How I Handle News Events in My Trading Routine
1. I Check the Economic Calendar Every Morning
I note:
- the time
- the currency affected
- the expected impact (medium/high)
If a major release is close to my setups, I simply do not place the order.
2. I Delete Pending Orders Ahead of News
I never let a pending order sit near high-impact news.
The break can be fake, violent, or completely chaotic.
If news is approaching, the order comes off.
3. I Close All Open Trades Before High-Impact Releases
Even if a trade is nearly at target, I close it.
The goal is stability, not squeezing a few extra pips.

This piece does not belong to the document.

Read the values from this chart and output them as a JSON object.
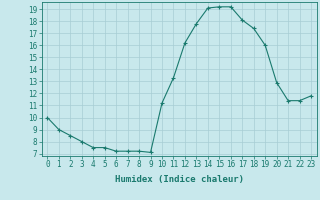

4. I Resume Trading After the Market Settles
Usually:
- 15–30 minutes after the release
- spreads tighten again
- structure begins forming normally
Only then do I return to scanning for clean DT/DB setups.
Major News Events I Always Avoid
- NFP
- Interest rate decisions
- CPI / PPI
- GDP
- Unscheduled central bank statements
- FOMC press conferences
If it has a red flag on the calendar, I’m out.
Final Thoughts
Trading through news events isn’t part of my strategy, and it never will be.
This method relies on calm, structured charts — not explosive, unpredictable news-driven moves.
By exiting early and staying clear of major releases, I keep my results:
- mechanical
- calm
- consistent
- predictable
And that’s the whole point of the strategy.